New Training: Plan for Cross-VPC Network Traffic at AWS

In this 7-video skill, CBT Nuggets trainer Bart Castle explains the difference between using VPC Peering and the Transit Gateway for facilitating both cross-VPC and cross-region network traffic. Learn how to implement a site-to-site virtual private network (VPN) using the AWS Virtual Gateway, IPSec VPN tunnels, and a remote Linux (EC2-based) gateway. Watch this new AWS training.

Learn AWS with one of these courses:

• AWS Certified Security – Specialty

• AWS Certified SysOps Administrator – Associate

This training includes:

• 7 videos

• 45 minutes of training

You’ll learn these topics in this skill:

• Transit Gateway vs. VPC Peering

• VPC Endpoints and PrivateLink

• VPN to Transit Gateway: Overview

• VPN to Transit Gateway: Configuring VPN Attachment

• VPN to Transit Gateway: Configuring Linux VPN Gateway

• VPN to Transit Gateway: Routing Validation

• VPN to Transit Gateway: Connectivity Test

Transit Gateway vs VPC Peering: What the Difference?

VPC peering establishes a network connection between two VPCs, enabling a user to route traffic between them via private IP addresses (either IPv4 or IPv6). Once a connection is established, instances on either side can communicate with the other as if they were within the same network.

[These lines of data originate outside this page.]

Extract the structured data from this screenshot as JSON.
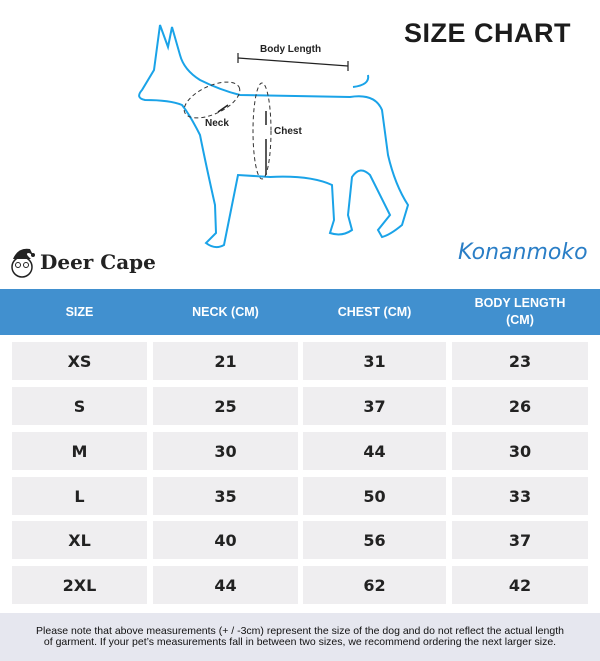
{
  "title": "SIZE CHART",
  "diagram": {
    "body_length": "Body Length",
    "neck": "Neck",
    "chest": "Chest",
    "outline_color": "#1aa3e8"
  },
  "brand": {
    "name": "Deer Cape",
    "logo_text": "Konanmoko"
  },
  "table": {
    "header_color": "#4190cf",
    "headers": [
      "SIZE",
      "NECK (CM)",
      "CHEST (CM)",
      "BODY LENGTH (CM)"
    ],
    "rows": [
      [
        "XS",
        "21",
        "31",
        "23"
      ],
      [
        "S",
        "25",
        "37",
        "26"
      ],
      [
        "M",
        "30",
        "44",
        "30"
      ],
      [
        "L",
        "35",
        "50",
        "33"
      ],
      [
        "XL",
        "40",
        "56",
        "37"
      ],
      [
        "2XL",
        "44",
        "62",
        "42"
      ]
    ]
  },
  "note": "Please note that above measurements (+ / -3cm) represent the size of the dog and do not reflect the actual length of garment.  If your pet’s measurements fall in between two sizes, we recommend ordering the next larger size."
}
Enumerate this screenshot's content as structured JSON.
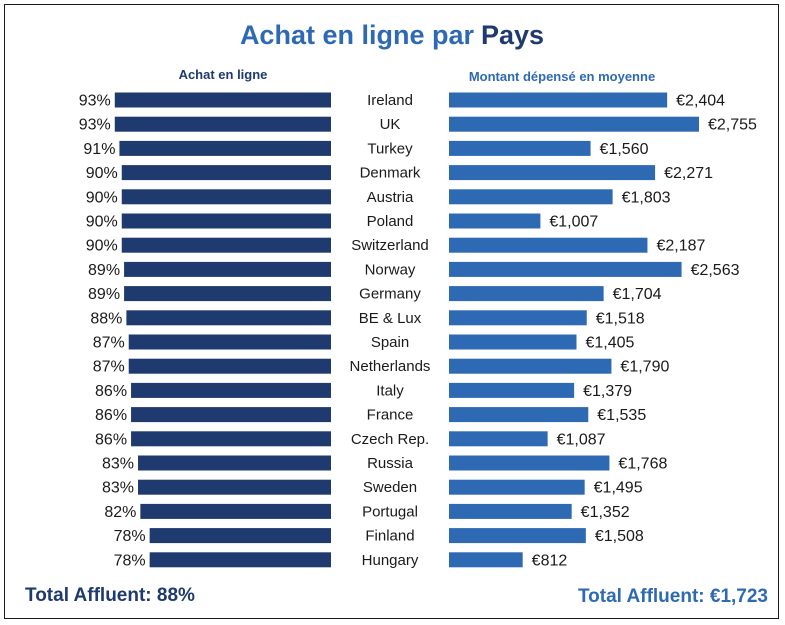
{
  "title": {
    "part1": "Achat en ligne par",
    "part2": "Pays"
  },
  "colors": {
    "left_bar": "#1f3a6e",
    "right_bar": "#2e6ab4",
    "title_blue": "#2e6ab4",
    "title_dark": "#1f3a6e",
    "total_left": "#1f3a6e",
    "total_right": "#2e6ab4"
  },
  "totals": {
    "left": "Total Affluent: 88%",
    "right": "Total Affluent: €1,723"
  },
  "chart_data": {
    "type": "bar",
    "orientation": "horizontal",
    "layout": "back-to-back",
    "categories": [
      "Ireland",
      "UK",
      "Turkey",
      "Denmark",
      "Austria",
      "Poland",
      "Switzerland",
      "Norway",
      "Germany",
      "BE & Lux",
      "Spain",
      "Netherlands",
      "Italy",
      "France",
      "Czech Rep.",
      "Russia",
      "Sweden",
      "Portugal",
      "Finland",
      "Hungary"
    ],
    "series": [
      {
        "name": "Achat en ligne",
        "values": [
          93,
          93,
          91,
          90,
          90,
          90,
          90,
          89,
          89,
          88,
          87,
          87,
          86,
          86,
          86,
          83,
          83,
          82,
          78,
          78
        ],
        "labels": [
          "93%",
          "93%",
          "91%",
          "90%",
          "90%",
          "90%",
          "90%",
          "89%",
          "89%",
          "88%",
          "87%",
          "87%",
          "86%",
          "86%",
          "86%",
          "83%",
          "83%",
          "82%",
          "78%",
          "78%"
        ]
      },
      {
        "name": "Montant dépensé en moyenne",
        "values": [
          2404,
          2755,
          1560,
          2271,
          1803,
          1007,
          2187,
          2563,
          1704,
          1518,
          1405,
          1790,
          1379,
          1535,
          1087,
          1768,
          1495,
          1352,
          1508,
          812
        ],
        "labels": [
          "€2,404",
          "€2,755",
          "€1,560",
          "€2,271",
          "€1,803",
          "€1,007",
          "€2,187",
          "€2,563",
          "€1,704",
          "€1,518",
          "€1,405",
          "€1,790",
          "€1,379",
          "€1,535",
          "€1,087",
          "€1,768",
          "€1,495",
          "€1,352",
          "€1,508",
          "€812"
        ]
      }
    ]
  }
}
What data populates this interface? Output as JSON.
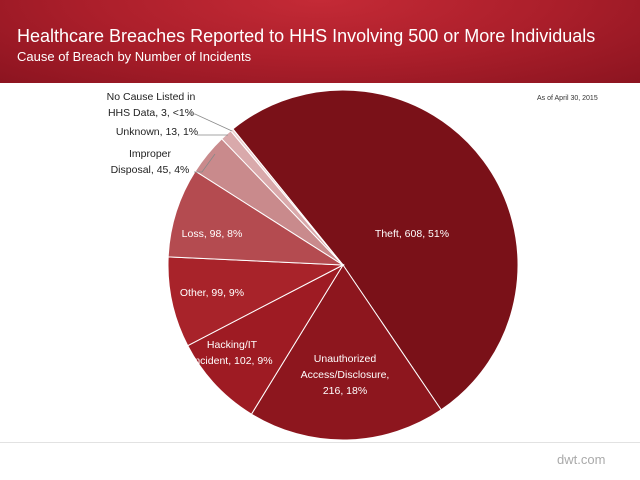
{
  "chart_data": {
    "type": "pie",
    "title": "Healthcare Breaches Reported to HHS Involving 500 or More Individuals",
    "subtitle": "Cause of Breach by Number  of Incidents",
    "note": "As of April 30, 2015",
    "slices": [
      {
        "label": "Theft",
        "value": 608,
        "percent": "51%",
        "color": "#7a1118",
        "text": "Theft, 608, 51%"
      },
      {
        "label": "Unauthorized Access/Disclosure",
        "value": 216,
        "percent": "18%",
        "color": "#8d161e",
        "text": [
          "Unauthorized",
          "Access/Disclosure,",
          "216, 18%"
        ]
      },
      {
        "label": "Hacking/IT Incident",
        "value": 102,
        "percent": "9%",
        "color": "#9e1b23",
        "text": [
          "Hacking/IT",
          "Incident, 102, 9%"
        ]
      },
      {
        "label": "Other",
        "value": 99,
        "percent": "9%",
        "color": "#a8232a",
        "text": "Other, 99, 9%"
      },
      {
        "label": "Loss",
        "value": 98,
        "percent": "8%",
        "color": "#b44b50",
        "text": "Loss, 98, 8%"
      },
      {
        "label": "Improper Disposal",
        "value": 45,
        "percent": "4%",
        "color": "#c98a8c",
        "text": [
          "Improper",
          "Disposal, 45, 4%"
        ]
      },
      {
        "label": "Unknown",
        "value": 13,
        "percent": "1%",
        "color": "#d9a9ab",
        "text": "Unknown, 13, 1%"
      },
      {
        "label": "No Cause Listed in HHS Data",
        "value": 3,
        "percent": "<1%",
        "color": "#ecd0d0",
        "text": [
          "No Cause Listed in",
          "HHS Data, 3, <1%"
        ]
      }
    ]
  },
  "footer": "dwt.com"
}
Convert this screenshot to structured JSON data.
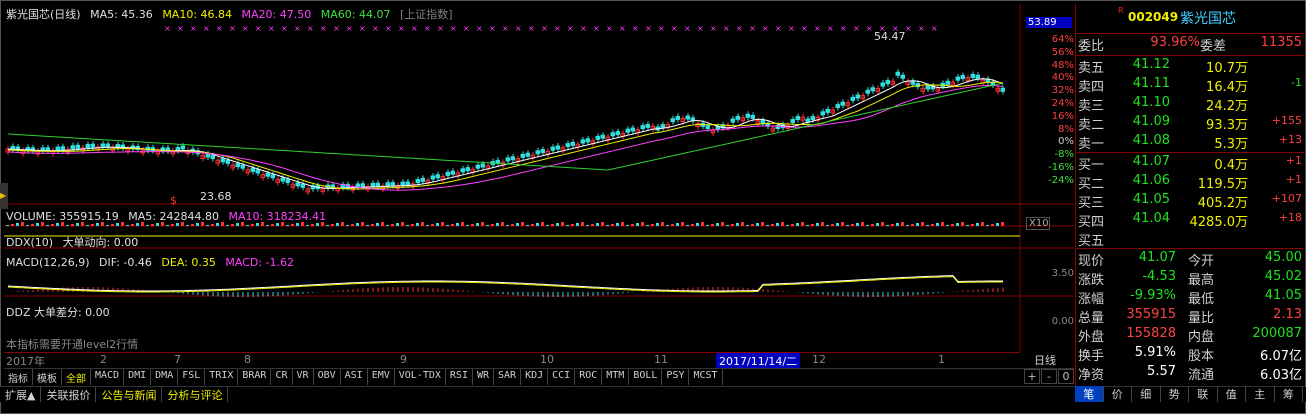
{
  "header": {
    "stock_title": "紫光国芯(日线)",
    "ma5": "MA5: 45.36",
    "ma10": "MA10: 46.84",
    "ma20": "MA20: 47.50",
    "ma60": "MA60: 44.07",
    "index_btn": "[上证指数]"
  },
  "price_axis": {
    "current": "53.89",
    "ticks": [
      "64%",
      "56%",
      "48%",
      "40%",
      "32%",
      "24%",
      "16%",
      "8%",
      "0%",
      "-8%",
      "-16%",
      "-24%"
    ]
  },
  "annotations": {
    "high": "54.47",
    "low": "23.68",
    "marker": "$"
  },
  "volume": {
    "label": "VOLUME: 355915.19",
    "ma5": "MA5: 242844.80",
    "ma10": "MA10: 318234.41",
    "scale": "X10"
  },
  "ddx": {
    "label": "DDX(10)",
    "name": "大单动向: 0.00"
  },
  "macd": {
    "label": "MACD(12,26,9)",
    "dif": "DIF: -0.46",
    "dea": "DEA: 0.35",
    "macd": "MACD: -1.62",
    "tick": "3.50"
  },
  "ddz": {
    "label": "DDZ 大单差分: 0.00",
    "tick": "0.00",
    "note": "本指标需要开通level2行情"
  },
  "time_axis": {
    "labels": [
      "2017年",
      "2",
      "7",
      "8",
      "9",
      "10",
      "11",
      "12",
      "1"
    ],
    "current_date": "2017/11/14/二",
    "period": "日线"
  },
  "indicator_tabs": [
    "指标",
    "模板",
    "全部",
    "MACD",
    "DMI",
    "DMA",
    "FSL",
    "TRIX",
    "BRAR",
    "CR",
    "VR",
    "OBV",
    "ASI",
    "EMV",
    "VOL-TDX",
    "RSI",
    "WR",
    "SAR",
    "KDJ",
    "CCI",
    "ROC",
    "MTM",
    "BOLL",
    "PSY",
    "MCST"
  ],
  "indicator_ctrl": [
    "+",
    "-",
    "0"
  ],
  "bottom_tabs": [
    "扩展▲",
    "关联报价",
    "公告与新闻",
    "分析与评论"
  ],
  "right_panel": {
    "r_mark": "R",
    "code": "002049",
    "name": "紫光国芯",
    "weibi_label": "委比",
    "weibi": "93.96%",
    "weicha_label": "委差",
    "weicha": "11355",
    "sells": [
      {
        "label": "卖五",
        "price": "41.12",
        "vol": "10.7万",
        "chg": ""
      },
      {
        "label": "卖四",
        "price": "41.11",
        "vol": "16.4万",
        "chg": "-1"
      },
      {
        "label": "卖三",
        "price": "41.10",
        "vol": "24.2万",
        "chg": ""
      },
      {
        "label": "卖二",
        "price": "41.09",
        "vol": "93.3万",
        "chg": "+155"
      },
      {
        "label": "卖一",
        "price": "41.08",
        "vol": "5.3万",
        "chg": "+13"
      }
    ],
    "buys": [
      {
        "label": "买一",
        "price": "41.07",
        "vol": "0.4万",
        "chg": "+1"
      },
      {
        "label": "买二",
        "price": "41.06",
        "vol": "119.5万",
        "chg": "+1"
      },
      {
        "label": "买三",
        "price": "41.05",
        "vol": "405.2万",
        "chg": "+107"
      },
      {
        "label": "买四",
        "price": "41.04",
        "vol": "4285.0万",
        "chg": "+18"
      },
      {
        "label": "买五",
        "price": "",
        "vol": "",
        "chg": ""
      }
    ],
    "stats": [
      {
        "k1": "现价",
        "v1": "41.07",
        "k2": "今开",
        "v2": "45.00"
      },
      {
        "k1": "涨跌",
        "v1": "-4.53",
        "k2": "最高",
        "v2": "45.02"
      },
      {
        "k1": "涨幅",
        "v1": "-9.93%",
        "k2": "最低",
        "v2": "41.05"
      },
      {
        "k1": "总量",
        "v1": "355915",
        "k2": "量比",
        "v2": "2.13"
      },
      {
        "k1": "外盘",
        "v1": "155828",
        "k2": "内盘",
        "v2": "200087"
      },
      {
        "k1": "换手",
        "v1": "5.91%",
        "k2": "股本",
        "v2": "6.07亿"
      },
      {
        "k1": "净资",
        "v1": "5.57",
        "k2": "流通",
        "v2": "6.03亿"
      }
    ],
    "tabs": [
      "笔",
      "价",
      "细",
      "势",
      "联",
      "值",
      "主",
      "筹"
    ]
  }
}
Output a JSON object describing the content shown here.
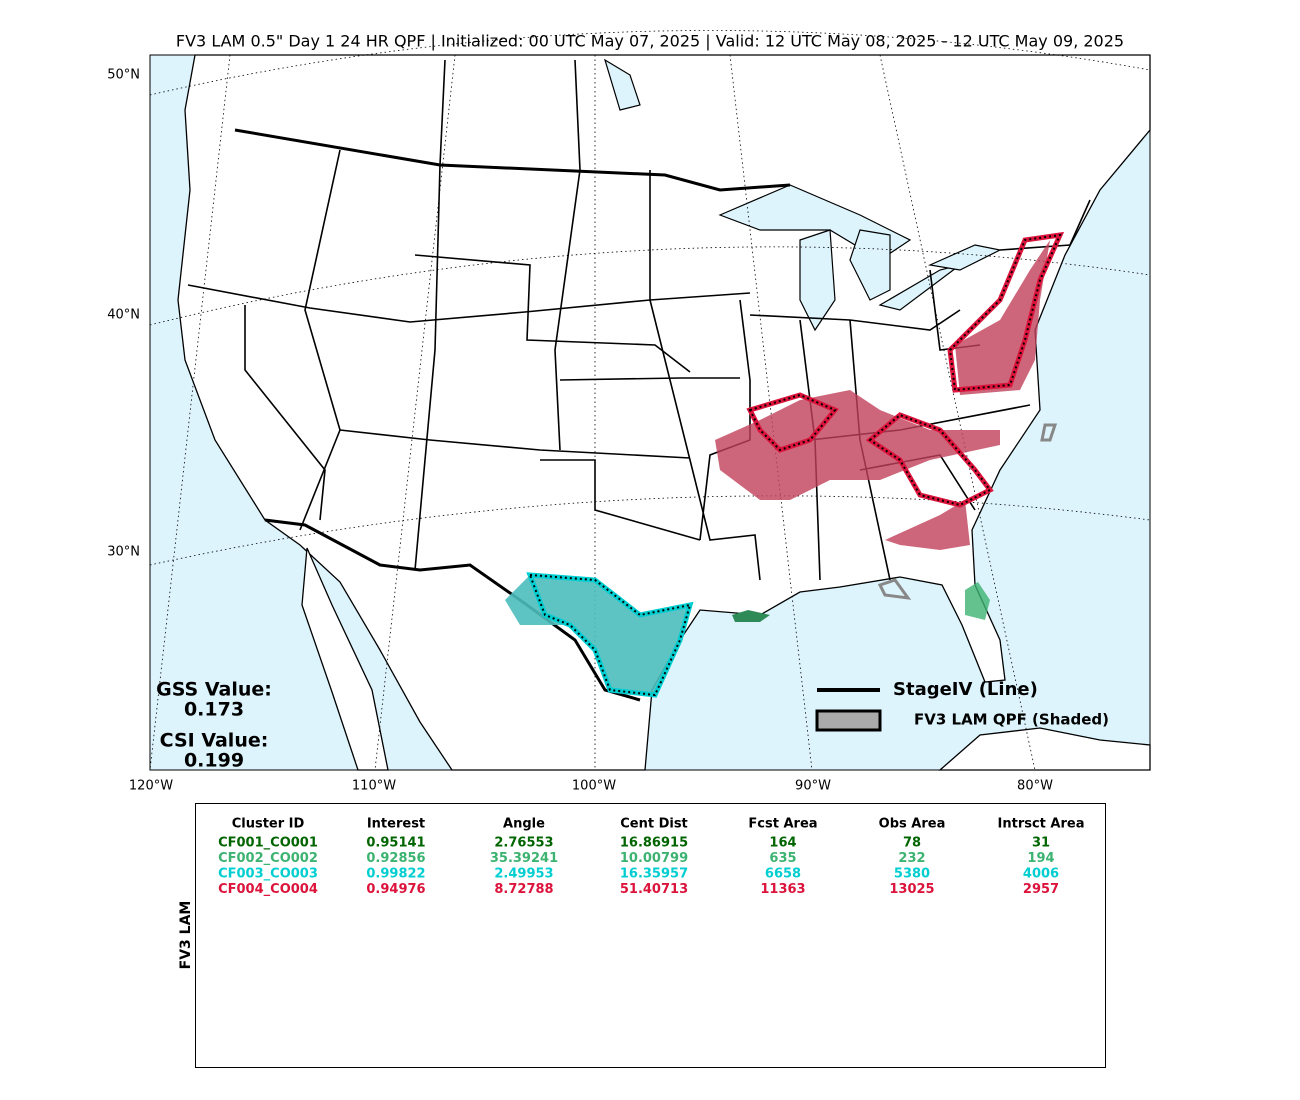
{
  "header": {
    "title": "FV3 LAM 0.5\" Day 1 24 HR QPF | Initialized: 00 UTC May 07, 2025 | Valid: 12 UTC May 08, 2025 - 12 UTC May 09, 2025"
  },
  "map": {
    "lat_labels": [
      "50°N",
      "40°N",
      "30°N"
    ],
    "lon_labels": [
      "120°W",
      "110°W",
      "100°W",
      "90°W",
      "80°W"
    ],
    "scores": [
      {
        "label": "GSS Value:",
        "value": "0.173"
      },
      {
        "label": "CSI Value:",
        "value": "0.199"
      }
    ],
    "legend": [
      "StageIV (Line)",
      "FV3 LAM QPF (Shaded)"
    ]
  },
  "table": {
    "side_label": "FV3 LAM",
    "columns": [
      "Cluster ID",
      "Interest",
      "Angle",
      "Cent Dist",
      "Fcst Area",
      "Obs Area",
      "Intrsct Area"
    ],
    "rows": [
      {
        "color": "#006400",
        "cells": [
          "CF001_CO001",
          "0.95141",
          "2.76553",
          "16.86915",
          "164",
          "78",
          "31"
        ]
      },
      {
        "color": "#3cb371",
        "cells": [
          "CF002_CO002",
          "0.92856",
          "35.39241",
          "10.00799",
          "635",
          "232",
          "194"
        ]
      },
      {
        "color": "#00ced1",
        "cells": [
          "CF003_CO003",
          "0.99822",
          "2.49953",
          "16.35957",
          "6658",
          "5380",
          "4006"
        ]
      },
      {
        "color": "#dc143c",
        "cells": [
          "CF004_CO004",
          "0.94976",
          "8.72788",
          "51.40713",
          "11363",
          "13025",
          "2957"
        ]
      }
    ]
  }
}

While this is manageable at a low level, once connections need to be established at scale, the complexity of VPC peering noticeably increases, eventually to a prohibitive degree. Transit Gateway (TGW) was created to address this issue, making it an excellent default for many network architectures. However, unless these connections are consistently established at a significant scale, VPC has several advantages over TGW.

First, VPC peering has a lower cost than TGW with small numbers of connections because users only pay for actual data transfer charges. These costs are automatically split between the VPC sender and receiver. Second, VPC peering has no bandwidth limits, while TGW has a maximum bandwidth burst limit of 60 Gbps per Availability Zone per VPC connection.

Transit Gateway also involves an additional hop between the sending and receiving VPCs, which can introduce additional latency. Finally, security groups referencing only works with VPC peering; it does not work with TGW.